When my girls were small, I explained migration and the return of the robins to the north by making up a story about a little robin named Mr. Wiggles. Each year, we greeted the first robin we saw as "Mr. Wiggles."
photo by Aisling March 25, 2008: Mr. Wiggles, the first robin of spring.

Tuesday, April 01, 2008

Litera-Tea



I'm a little behind on posting in the tea blog-a-thon, but I want to sneak this one in before moving on. This is my Week 2 post, but Week 3 has already begun. La-tea-dah asked participants to share a book about tea.

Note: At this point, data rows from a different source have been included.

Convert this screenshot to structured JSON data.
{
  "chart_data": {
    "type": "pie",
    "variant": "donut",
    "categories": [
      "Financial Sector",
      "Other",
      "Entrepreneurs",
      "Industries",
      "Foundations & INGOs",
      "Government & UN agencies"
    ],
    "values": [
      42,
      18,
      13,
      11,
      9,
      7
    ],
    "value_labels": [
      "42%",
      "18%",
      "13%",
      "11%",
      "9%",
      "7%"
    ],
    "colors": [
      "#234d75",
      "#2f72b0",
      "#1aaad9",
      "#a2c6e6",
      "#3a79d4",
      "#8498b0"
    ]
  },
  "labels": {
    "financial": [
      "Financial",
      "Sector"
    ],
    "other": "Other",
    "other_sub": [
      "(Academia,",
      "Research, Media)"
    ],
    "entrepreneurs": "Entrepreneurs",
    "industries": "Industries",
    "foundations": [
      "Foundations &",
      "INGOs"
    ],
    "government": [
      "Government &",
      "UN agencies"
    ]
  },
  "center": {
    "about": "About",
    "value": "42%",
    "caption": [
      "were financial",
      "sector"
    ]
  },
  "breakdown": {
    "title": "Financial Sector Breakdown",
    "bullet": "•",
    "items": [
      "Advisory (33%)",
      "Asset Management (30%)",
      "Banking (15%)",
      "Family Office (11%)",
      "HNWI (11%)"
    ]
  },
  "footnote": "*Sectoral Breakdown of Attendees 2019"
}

My encounters with characters "taking tea" started at a very young age. Some of my favorites were mentioned by other bloggers, such as Bilbo's unusual tea party in the early pages of J.R.R. Tolkien's The Hobbit. I read Louisa May Alcott's Under The Lilacs at a very young age, and in the first few pages encountered a tea party in disarray. And I worried over Lucy in The Lion, The Witch, and The Wardrobe by C.S. Lewis as she accepted an invitation to tea from Mr. Tumnus. I enjoyed those moments so much that I read all of these books aloud to my daughters when they were little girls.

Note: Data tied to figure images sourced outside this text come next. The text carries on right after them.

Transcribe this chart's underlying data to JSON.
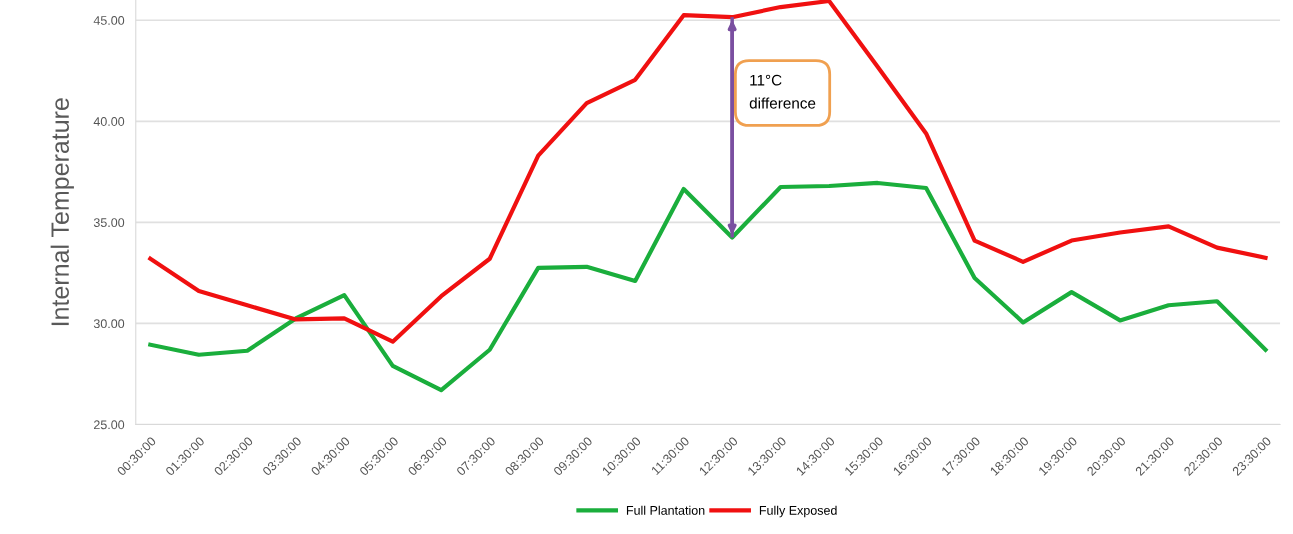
{
  "chart_data": {
    "type": "line",
    "ylabel": "Internal Temperature",
    "categories": [
      "00:30:00",
      "01:30:00",
      "02:30:00",
      "03:30:00",
      "04:30:00",
      "05:30:00",
      "06:30:00",
      "07:30:00",
      "08:30:00",
      "09:30:00",
      "10:30:00",
      "11:30:00",
      "12:30:00",
      "13:30:00",
      "14:30:00",
      "15:30:00",
      "16:30:00",
      "17:30:00",
      "18:30:00",
      "19:30:00",
      "20:30:00",
      "21:30:00",
      "22:30:00",
      "23:30:00"
    ],
    "series": [
      {
        "name": "Full Plantation",
        "color": "#1aae3c",
        "values": [
          28.95,
          28.45,
          28.65,
          30.25,
          31.4,
          27.9,
          26.7,
          28.7,
          32.75,
          32.8,
          32.1,
          36.65,
          34.25,
          36.75,
          36.8,
          36.95,
          36.7,
          32.25,
          30.05,
          31.55,
          30.15,
          30.9,
          31.1,
          28.7
        ]
      },
      {
        "name": "Fully Exposed",
        "color": "#f01010",
        "values": [
          33.2,
          31.6,
          30.9,
          30.2,
          30.25,
          29.1,
          31.35,
          33.2,
          38.3,
          40.9,
          42.05,
          45.25,
          45.15,
          45.65,
          45.95,
          42.7,
          39.4,
          34.1,
          33.05,
          34.1,
          34.5,
          34.8,
          33.75,
          33.25
        ]
      }
    ],
    "ylim": [
      25,
      46
    ],
    "yticks": [
      {
        "value": 25,
        "label": "25.00"
      },
      {
        "value": 30,
        "label": "30.00"
      },
      {
        "value": 35,
        "label": "35.00"
      },
      {
        "value": 40,
        "label": "40.00"
      },
      {
        "value": 45,
        "label": "45.00"
      }
    ],
    "grid": "y",
    "legend": "bottom",
    "marker": "none",
    "line_style": "solid",
    "ref_lines": [
      {
        "axis": "x",
        "value": "12:30:00",
        "label": "11°C\ndifference",
        "color": "#7a4fa0"
      }
    ]
  }
}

I would like to share a few passages from a tea book that I encountered only a few years ago. In the very early 1950s, Monica Lang wrote her memoir, Invitation to Tea, which tells of her life as a young wife on a tea plantation in India. During the years the story covers, Monica encountered elephants and jungle plants, wrestled with malaria, and raised a petting zoo's worth of animals, including both a lamb and a baby tiger. Here is just a tiny glimpse, regarding the growing of tea.


"In a short canter we turned a slight bend in the path and the plantation suddenly came into view. Involuntarily I drew a deep breath and reined my horse. A huge expanse of soft rolling green like an immense carpet stretched into the distance as far as the eye could see. On either hand whichever way one looked the same lovely green expanse stretched to the jungle edge. Tall trees interspersed the acres of short green bushes and in the far distance the Himalayan snows in all their glory were visible against the bright blue sky. I was spellbound."
"With the advent of the hot weather came also what was known as the first "flush" of the tea. The days of cultivation, hoeing, pruning, were over for another cold season, and plucking and manufacture took on an aspect of twenty-four hours a day. I had thought during the cold weather that the life of a planter was what one might call "full." Now I gained a greater knowledge of just what that life comprised."
"Never again shall I be able to look at a package of tea without a slight contraction of the heart, for I know how much of a man's very soul goes into the making of those crisp black leaves."